Reparo en lo que nos ha costado llegar a esta plaza y redondeo el momento. Lo he soñado desde antes de la pandemia. Para que algo sea bello hay que desearlo mucho, también, y yo lo he hecho con tenacidad. Cada mañana y cada tarde que dejaba el río y embocaba nuestro museo Pio V se me antojaba una estampa florentina: hay seis cipreses apuntando al cielo frente a la fachada renacentista y yo desoía el rugido del tráfico para transportarme aquí, para saberme ya en la Toscana dentro de mi propio barrio. Repaso cada gesto que lo ha hecho real, que nos ha desincrustado de las obligaciones, el primer requiebro en la agenda, las primeras búsquedas en la red, un pase para el Duomo, un directo hasta Pisa, el tren, el hotel, la habitación sin vistas, y me remonto a la madrugada en la que nos deslizamos por fin en un taxi camino del aeropuerto como dos polizones; pienso en la pequeña revolución del esclavo y me vienen a la cabeza los del último Miguel Angel, el cargado de dolor y decepciones, el que había sido dios y había vuelto a la tierra y comprobaba que la lucha no terminaba nunca. Para los últimos esclavos de su serie, los que se exhiben aquí, el maestro ya no está pendiente de pulir la piedra ni de enseñar sus correas; quizá fuera él mismo retratado como el primer hombre consciente de su implacable autoexplotación. El legado que hemos visto en la Galleria dell´Accademia los enseña atrapados en la piedra, cuerpos potentes que han ganado pequeñas o grandes victorias en la vida, pero se ven igualmente superados por ella. El non finito, su lucha inacabada, estéril y a la vez llena de sentido, la falta de pulimento es secundaria detrás de la lucha y el vigor de esos miembros en torsión; la vida misma, la tiranía que ejercen sobre nosotros las cosas que creímos haber elegido, la coraza de piedra, el mármol que nos retiene.

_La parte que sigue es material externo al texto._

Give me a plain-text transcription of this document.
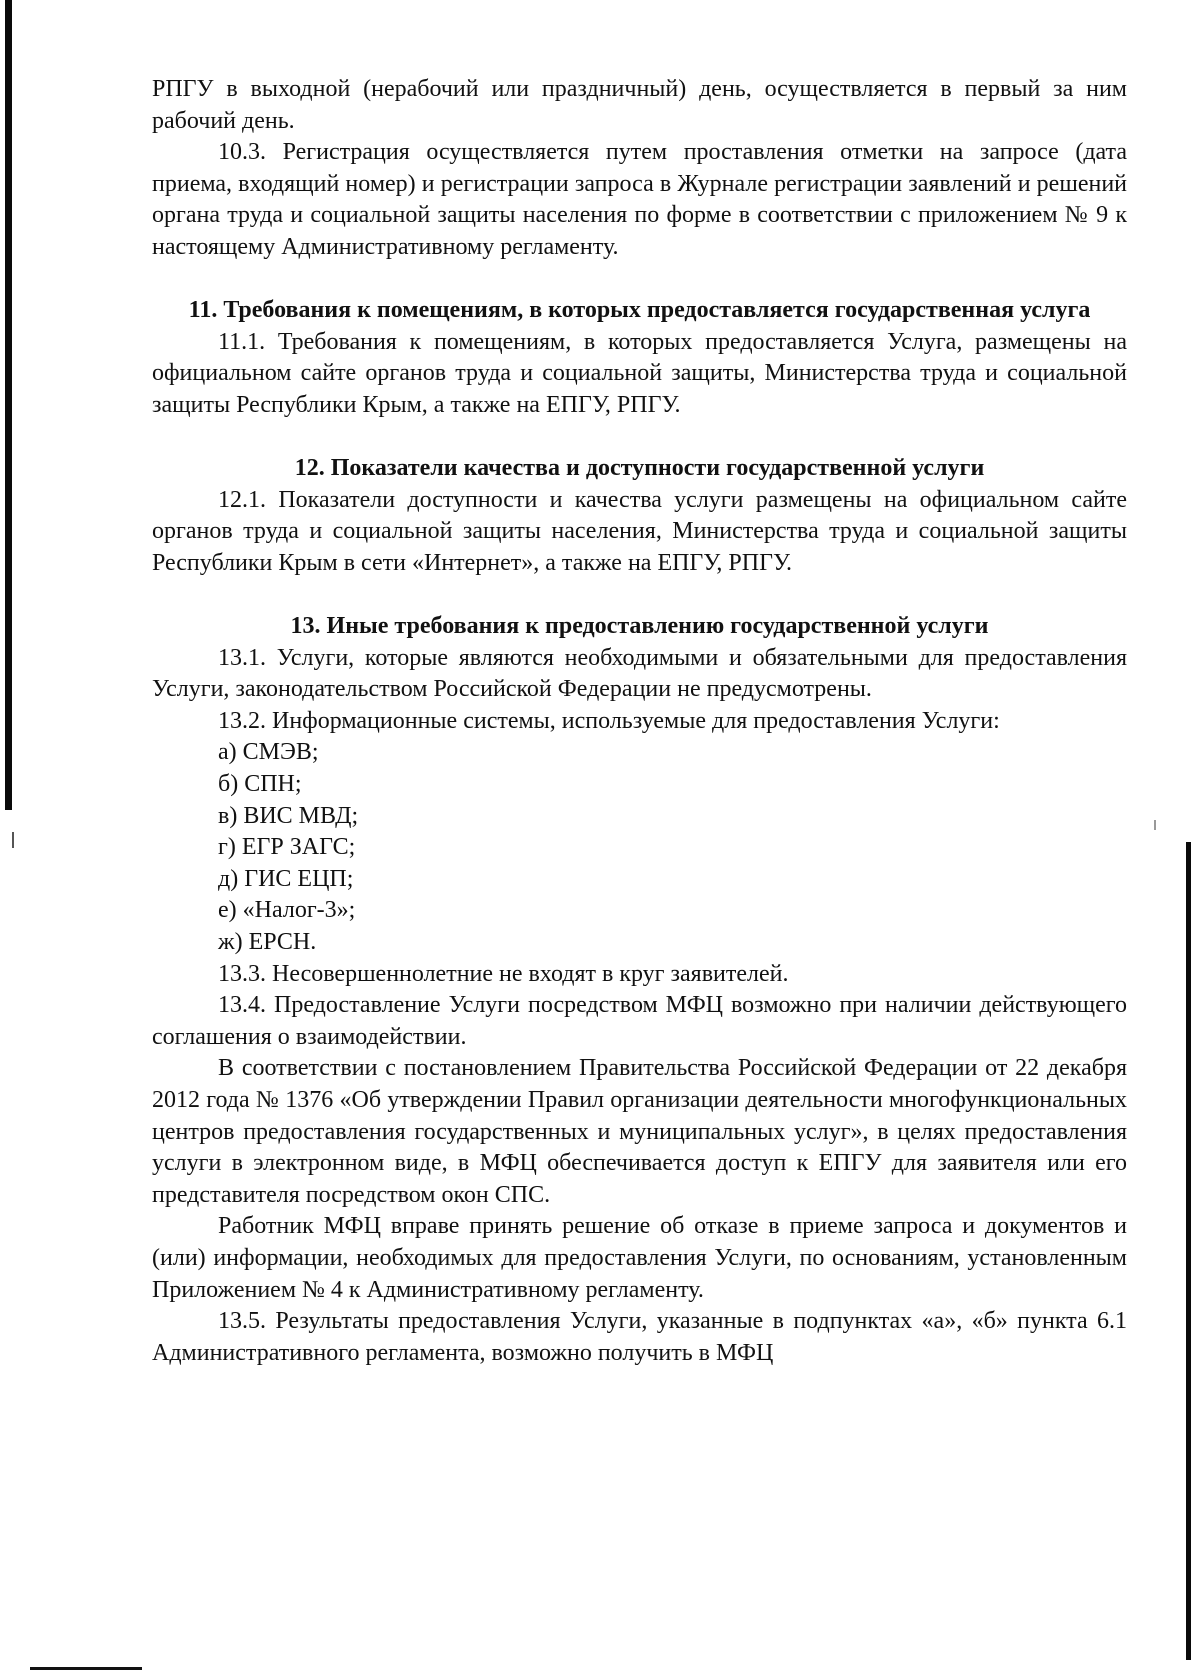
РПГУ в выходной (нерабочий или праздничный) день, осуществляется в первый за ним рабочий день.

10.3. Регистрация осуществляется путем проставления отметки на запросе (дата приема, входящий номер) и регистрации запроса в Журнале регистрации заявлений и решений органа труда и социальной защиты населения по форме в соответствии с приложением № 9 к настоящему Административному регламенту.

11. Требования к помещениям, в которых предоставляется государственная услуга

11.1. Требования к помещениям, в которых предоставляется Услуга, размещены на официальном сайте органов труда и социальной защиты, Министерства труда и социальной защиты Республики Крым, а также на ЕПГУ, РПГУ.

12. Показатели качества и доступности государственной услуги

12.1. Показатели доступности и качества услуги размещены на официальном сайте органов труда и социальной защиты населения, Министерства труда и социальной защиты Республики Крым в сети «Интернет», а также на ЕПГУ, РПГУ.

13. Иные требования к предоставлению государственной услуги

13.1. Услуги, которые являются необходимыми и обязательными для предоставления Услуги, законодательством Российской Федерации не предусмотрены.

13.2. Информационные системы, используемые для предоставления Услуги:

а) СМЭВ;

б) СПН;

в) ВИС МВД;

г) ЕГР ЗАГС;

д) ГИС ЕЦП;

е) «Налог-3»;

ж) ЕРСН.

13.3. Несовершеннолетние не входят в круг заявителей.

13.4. Предоставление Услуги посредством МФЦ возможно при наличии действующего соглашения о взаимодействии.

В соответствии с постановлением Правительства Российской Федерации от 22 декабря 2012 года № 1376 «Об утверждении Правил организации деятельности многофункциональных центров предоставления государственных и муниципальных услуг», в целях предоставления услуги в электронном виде, в МФЦ обеспечивается доступ к ЕПГУ для заявителя или его представителя посредством окон СПС.

Работник МФЦ вправе принять решение об отказе в приеме запроса и документов и (или) информации, необходимых для предоставления Услуги, по основаниям, установленным Приложением № 4 к Административному регламенту.

13.5. Результаты предоставления Услуги, указанные в подпунктах «а», «б» пункта 6.1 Административного регламента, возможно получить в МФЦ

Termino mi lampredotto y ya busco mi monedero para acercarme a Josuf. No necesito un paraguas, necesito premiarle. Incluirle aquí, en esta plaza, en este paisaje donde merecemos estar todos. Quiero ser un poco él, cantar la vida y el privilegio de haber llegado aquí, de ser un esclavo y rebelarse con lo que uno tiene a mano, sin perder vigor, sin dejar de ser hermoso por ser humano. Quiero haber pasado más calamidades que un héroe bíblico y tener su actitud, llenar una plaza de Florencia con mi canto a pesar de estar en la cuneta, de ser un paria, de cantar la letanía de los invisibles. Your name? Yosuf. Your country? Nigeria. Nice country Nigeria. Vuelve a su esquina y retoma su estribillo machacón pero ahora suena de forma más luminosa, o me lo parece. Seré yo, será el influjo de esta ciudad a la que acudimos para hablarle a la belleza y al pasado, para recrear el instante en que el hombre se miró a sí mismo y decidió que valía la pena.